L'Europe sociale réléguée au second plan

Publié le par SD32

Les ministres de l’emploi et des affaires sociales des 27 se sont réunis hier, à Chantilly pour un conseil informel. Cette réunion donne le coup d’envoi du programme de la présidence française de l’Union dans le domaine social – un événement qui risque fort de passer inaperçu, puisque l’Europe sociale ne figure pas au rang de ses priorités.

C’est un signal politique important : la France se désengage du social. Il s’agit d’une rupture par rapport à la position traditionnelle de la France dans les négociations européennes. Les gouvernements de gauche comme de droite y avaient toujours défendu l’Europe sociale.

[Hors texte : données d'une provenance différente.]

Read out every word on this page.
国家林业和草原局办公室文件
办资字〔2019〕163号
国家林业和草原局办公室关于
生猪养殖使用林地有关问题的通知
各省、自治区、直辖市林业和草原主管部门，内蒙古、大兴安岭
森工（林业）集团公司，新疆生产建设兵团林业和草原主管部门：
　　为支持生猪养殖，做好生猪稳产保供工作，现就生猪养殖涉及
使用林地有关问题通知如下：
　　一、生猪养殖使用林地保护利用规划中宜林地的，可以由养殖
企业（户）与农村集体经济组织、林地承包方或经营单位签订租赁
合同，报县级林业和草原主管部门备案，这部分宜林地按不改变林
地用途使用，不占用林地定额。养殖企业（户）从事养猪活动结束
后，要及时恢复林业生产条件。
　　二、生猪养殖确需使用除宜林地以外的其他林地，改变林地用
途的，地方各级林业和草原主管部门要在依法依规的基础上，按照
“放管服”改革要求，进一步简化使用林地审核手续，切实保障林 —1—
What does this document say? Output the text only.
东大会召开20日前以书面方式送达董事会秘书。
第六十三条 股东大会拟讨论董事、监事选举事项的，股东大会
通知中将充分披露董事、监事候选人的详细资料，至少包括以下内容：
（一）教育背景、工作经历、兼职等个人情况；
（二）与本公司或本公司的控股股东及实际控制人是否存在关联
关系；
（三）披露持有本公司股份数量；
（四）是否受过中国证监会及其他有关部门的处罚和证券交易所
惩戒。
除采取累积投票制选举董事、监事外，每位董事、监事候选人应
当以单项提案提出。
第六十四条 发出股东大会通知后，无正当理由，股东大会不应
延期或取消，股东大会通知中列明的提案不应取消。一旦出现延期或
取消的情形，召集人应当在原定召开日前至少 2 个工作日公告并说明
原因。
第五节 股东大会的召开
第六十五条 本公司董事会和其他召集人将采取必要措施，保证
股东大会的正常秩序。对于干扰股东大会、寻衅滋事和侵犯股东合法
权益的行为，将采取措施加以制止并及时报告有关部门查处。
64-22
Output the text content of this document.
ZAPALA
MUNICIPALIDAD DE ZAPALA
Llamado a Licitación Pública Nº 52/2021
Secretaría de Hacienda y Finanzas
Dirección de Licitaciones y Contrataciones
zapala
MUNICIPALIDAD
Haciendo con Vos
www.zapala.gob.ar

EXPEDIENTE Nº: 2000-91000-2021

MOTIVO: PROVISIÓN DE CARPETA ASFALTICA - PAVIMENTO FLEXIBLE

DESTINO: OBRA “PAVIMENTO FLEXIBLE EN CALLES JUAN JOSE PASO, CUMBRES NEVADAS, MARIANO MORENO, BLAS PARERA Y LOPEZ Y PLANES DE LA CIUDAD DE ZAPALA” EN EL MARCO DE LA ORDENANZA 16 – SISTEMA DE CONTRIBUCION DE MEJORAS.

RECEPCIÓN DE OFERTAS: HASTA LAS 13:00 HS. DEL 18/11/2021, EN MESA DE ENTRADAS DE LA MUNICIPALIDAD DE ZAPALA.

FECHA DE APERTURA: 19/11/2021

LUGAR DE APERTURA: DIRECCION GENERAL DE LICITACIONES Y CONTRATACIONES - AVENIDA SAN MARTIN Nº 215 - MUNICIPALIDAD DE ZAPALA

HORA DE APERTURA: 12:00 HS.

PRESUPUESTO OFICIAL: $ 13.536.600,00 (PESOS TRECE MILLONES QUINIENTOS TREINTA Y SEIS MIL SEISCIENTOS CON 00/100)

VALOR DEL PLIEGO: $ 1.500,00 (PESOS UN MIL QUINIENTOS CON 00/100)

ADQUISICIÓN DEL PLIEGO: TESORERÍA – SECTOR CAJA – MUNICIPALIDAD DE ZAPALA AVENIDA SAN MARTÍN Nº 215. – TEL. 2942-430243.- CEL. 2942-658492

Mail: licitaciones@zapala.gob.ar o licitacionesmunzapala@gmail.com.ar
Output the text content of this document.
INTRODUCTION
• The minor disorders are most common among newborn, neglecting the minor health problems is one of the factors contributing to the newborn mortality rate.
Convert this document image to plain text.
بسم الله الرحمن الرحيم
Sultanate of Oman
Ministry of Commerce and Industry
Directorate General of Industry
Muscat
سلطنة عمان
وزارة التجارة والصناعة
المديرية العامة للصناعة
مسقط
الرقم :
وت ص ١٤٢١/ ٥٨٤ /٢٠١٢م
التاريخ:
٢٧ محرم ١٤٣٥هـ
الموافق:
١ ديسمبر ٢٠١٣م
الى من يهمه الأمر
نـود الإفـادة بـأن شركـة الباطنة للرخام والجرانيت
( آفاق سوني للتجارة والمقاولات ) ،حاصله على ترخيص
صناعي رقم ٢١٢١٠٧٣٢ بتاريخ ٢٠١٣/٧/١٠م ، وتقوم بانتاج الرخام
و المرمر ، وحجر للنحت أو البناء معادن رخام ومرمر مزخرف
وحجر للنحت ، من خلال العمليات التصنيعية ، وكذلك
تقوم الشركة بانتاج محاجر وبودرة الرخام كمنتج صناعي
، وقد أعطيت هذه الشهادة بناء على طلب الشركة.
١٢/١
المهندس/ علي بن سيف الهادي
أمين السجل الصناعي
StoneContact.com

Cette rupture arrive à un moment clé. L’Europe sociale, après un réel essor dans les années 90, est en panne. Or, c’est précisément sous présidence française que doit être discuté le nouvel « Agenda social ». Cet Agenda, destiné à fixer les orientations politiques de l’Union pour les années à venir, se caractérise par une volonté de relance de l’Europe sociale. En l’absence de soutien de la présidence française, il est condamné.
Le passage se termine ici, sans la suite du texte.